Roma, 578 a.C.
Os dois filhos de Ancus Marcius jamais aceitaram o que consideravam a suprema infâmia: o engano pelo qual seu tutor, Tarquínio Prisco, homem de origem etrusca, cujas raízes não eram nem mesmo itálicas, os privara do reino paterno através de manobra política quando eram ainda jovens. O ressentimento fermentara durante quase quarenta anos, enquanto observavam o estrangeiro governar Roma e consolidar seu poder.
Quando perceberam que Servio Tullio — filho de uma prisioneira de guerra — estava sendo preparado para suceder Tarquínio, a ânsia dos filhos de Ancus de recuperar o que julgavam seu por direito tornou-se insuportável. Arquitetaram um complô contra o rei.
Escolheram como executores dois pastores rudes, homens acostumados à violência. Armados com suas ferramentas de trabalho, organizaram falsa briga no vestíbulo do palácio, fazendo o maior barulho possível para chamar a atenção dos servos reais. Como ambos clamavam apelar ao soberano para resolver a disputa, e o tumulto chegara até dentro do palácio, Tarquínio mandou convocá-los à sua presença.
Diante do rei, enquanto um começava a expor a querela previamente combinada, o outro levantou o machado e golpeou Tarquínio violentamente na cabeça. Deixando a arma cravada na ferida, os dois assassinos correram para fora do palácio, sendo posteriormente capturados pelos lictores.
Enquanto os servos de Tarquínio seguravam o rei à beira da morte, iniciou-se grande tumulto. Multidão correu ao palácio para ver o que acontecera. Tanaquil ordenou imediatamente que o palácio fosse fechado e mandou expulsar as testemunhas. Chamou Servio a sós, mostrou-lhe o corpo sem vida do sogro e implorou que não deixasse impune a morte de Tarquínio nem permitisse que ela própria se tornasse objeto de zombaria dos inimigos.
Tanaquil então executou estratagema audacioso. Assomando-se a uma janela do palácio que dava para a rua, dirigiu-se à multidão reunida embaixo. Tranquilizou o povo dizendo que o rei havia sido ferido, mas já recuperara a consciência. A ferida, embora sangrasse muito, não fora profunda. Em breve poderiam vê-lo novamente. Enquanto isso, as disposições de Tarquínio eram que obedecessem a Servio Tullio, que administraria a justiça e cumpriria todas as funções régias durante a convalescença.
Durante vários dias, embora Tarquínio já estivesse morto, Tanaquil manteve a farsa. Servio aparecia publicamente exercendo o poder como se fosse mero substituto temporário, enquanto consolidava sua posição junto ao senado e ao exército.
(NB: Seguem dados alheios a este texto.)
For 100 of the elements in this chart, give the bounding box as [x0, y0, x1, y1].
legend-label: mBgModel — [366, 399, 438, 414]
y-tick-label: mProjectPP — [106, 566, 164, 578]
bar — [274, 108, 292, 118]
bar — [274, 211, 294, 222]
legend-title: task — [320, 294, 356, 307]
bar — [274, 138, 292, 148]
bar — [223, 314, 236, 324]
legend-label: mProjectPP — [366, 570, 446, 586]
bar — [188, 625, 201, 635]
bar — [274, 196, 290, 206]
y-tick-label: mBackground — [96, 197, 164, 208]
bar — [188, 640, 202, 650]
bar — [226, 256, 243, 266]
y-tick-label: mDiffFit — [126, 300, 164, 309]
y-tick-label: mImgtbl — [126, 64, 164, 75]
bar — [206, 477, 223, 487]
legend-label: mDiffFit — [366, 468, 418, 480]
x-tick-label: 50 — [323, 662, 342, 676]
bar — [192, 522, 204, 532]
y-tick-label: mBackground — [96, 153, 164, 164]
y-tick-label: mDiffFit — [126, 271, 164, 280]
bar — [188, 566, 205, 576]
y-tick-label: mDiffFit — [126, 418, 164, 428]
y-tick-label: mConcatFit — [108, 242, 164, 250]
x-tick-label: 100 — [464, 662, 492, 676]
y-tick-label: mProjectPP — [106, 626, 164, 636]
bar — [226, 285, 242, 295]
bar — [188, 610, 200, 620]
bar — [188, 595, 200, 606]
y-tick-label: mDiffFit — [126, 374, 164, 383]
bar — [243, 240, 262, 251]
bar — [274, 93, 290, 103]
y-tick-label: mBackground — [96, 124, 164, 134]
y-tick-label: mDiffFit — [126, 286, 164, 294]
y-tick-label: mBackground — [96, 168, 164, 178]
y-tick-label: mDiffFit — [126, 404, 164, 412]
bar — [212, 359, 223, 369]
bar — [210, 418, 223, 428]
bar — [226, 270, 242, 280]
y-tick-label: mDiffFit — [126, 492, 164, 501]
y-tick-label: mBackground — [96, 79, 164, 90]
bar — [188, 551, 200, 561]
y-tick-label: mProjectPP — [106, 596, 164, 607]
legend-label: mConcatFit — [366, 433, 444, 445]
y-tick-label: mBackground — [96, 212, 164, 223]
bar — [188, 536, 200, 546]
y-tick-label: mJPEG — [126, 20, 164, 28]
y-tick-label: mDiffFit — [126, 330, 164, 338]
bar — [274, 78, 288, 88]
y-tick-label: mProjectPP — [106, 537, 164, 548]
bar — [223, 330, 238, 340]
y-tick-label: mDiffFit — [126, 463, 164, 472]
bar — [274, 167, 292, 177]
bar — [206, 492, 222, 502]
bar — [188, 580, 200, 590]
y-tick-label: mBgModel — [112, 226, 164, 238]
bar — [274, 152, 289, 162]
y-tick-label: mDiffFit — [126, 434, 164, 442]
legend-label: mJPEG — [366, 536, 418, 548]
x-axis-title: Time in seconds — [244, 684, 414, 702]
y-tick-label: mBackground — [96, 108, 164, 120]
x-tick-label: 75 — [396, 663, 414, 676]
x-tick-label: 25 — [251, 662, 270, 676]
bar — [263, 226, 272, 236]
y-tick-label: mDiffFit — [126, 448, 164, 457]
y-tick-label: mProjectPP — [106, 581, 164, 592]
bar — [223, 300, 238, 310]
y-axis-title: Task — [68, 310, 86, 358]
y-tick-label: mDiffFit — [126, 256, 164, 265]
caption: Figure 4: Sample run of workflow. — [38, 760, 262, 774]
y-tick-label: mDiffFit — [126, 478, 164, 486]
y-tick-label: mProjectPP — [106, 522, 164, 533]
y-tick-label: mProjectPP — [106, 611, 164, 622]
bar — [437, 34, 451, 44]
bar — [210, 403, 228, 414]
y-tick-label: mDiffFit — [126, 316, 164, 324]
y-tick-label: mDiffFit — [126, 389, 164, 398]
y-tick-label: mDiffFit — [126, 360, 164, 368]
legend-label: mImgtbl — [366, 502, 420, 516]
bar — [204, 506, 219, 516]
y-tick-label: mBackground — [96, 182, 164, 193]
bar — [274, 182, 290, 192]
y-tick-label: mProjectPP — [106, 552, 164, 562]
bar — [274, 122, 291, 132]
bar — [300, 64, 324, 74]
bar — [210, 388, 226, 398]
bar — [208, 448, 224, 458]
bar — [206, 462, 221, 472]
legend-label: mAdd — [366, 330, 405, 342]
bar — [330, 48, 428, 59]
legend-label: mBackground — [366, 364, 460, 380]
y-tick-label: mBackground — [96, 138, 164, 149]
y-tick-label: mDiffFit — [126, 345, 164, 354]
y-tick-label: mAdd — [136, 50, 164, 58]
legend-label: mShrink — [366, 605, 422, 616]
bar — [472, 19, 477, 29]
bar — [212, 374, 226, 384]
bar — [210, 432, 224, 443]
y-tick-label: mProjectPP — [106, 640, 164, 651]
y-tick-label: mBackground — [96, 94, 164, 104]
Apenas depois de alguns dias, quando já dispunha de apoio suficiente, a morte de Tarquínio foi anunciada oficialmente.
Servio Tullio tornou-se assim o primeiro rei de Roma a reinar sem o consentimento popular, apoiando-se apenas na autorização do senado. Com o tempo e o uso inteligente do poder, contudo, Servio consolidou sua posição. Para evitar que o mesmo ódio nutrido pelos filhos de Ancus contra Tarquínio se tomasse conta dos filhos de Tarquínio contra si, Servio casou suas duas filhas com os dois jovens príncipes reais, Arrunti e Lúcio Tarquínio. Através destes casamentos, vinculava a família de Tarquínio à sua própria, tornando seus interesses comuns e (teoricamente) neutralizando potenciais rivais ao trono.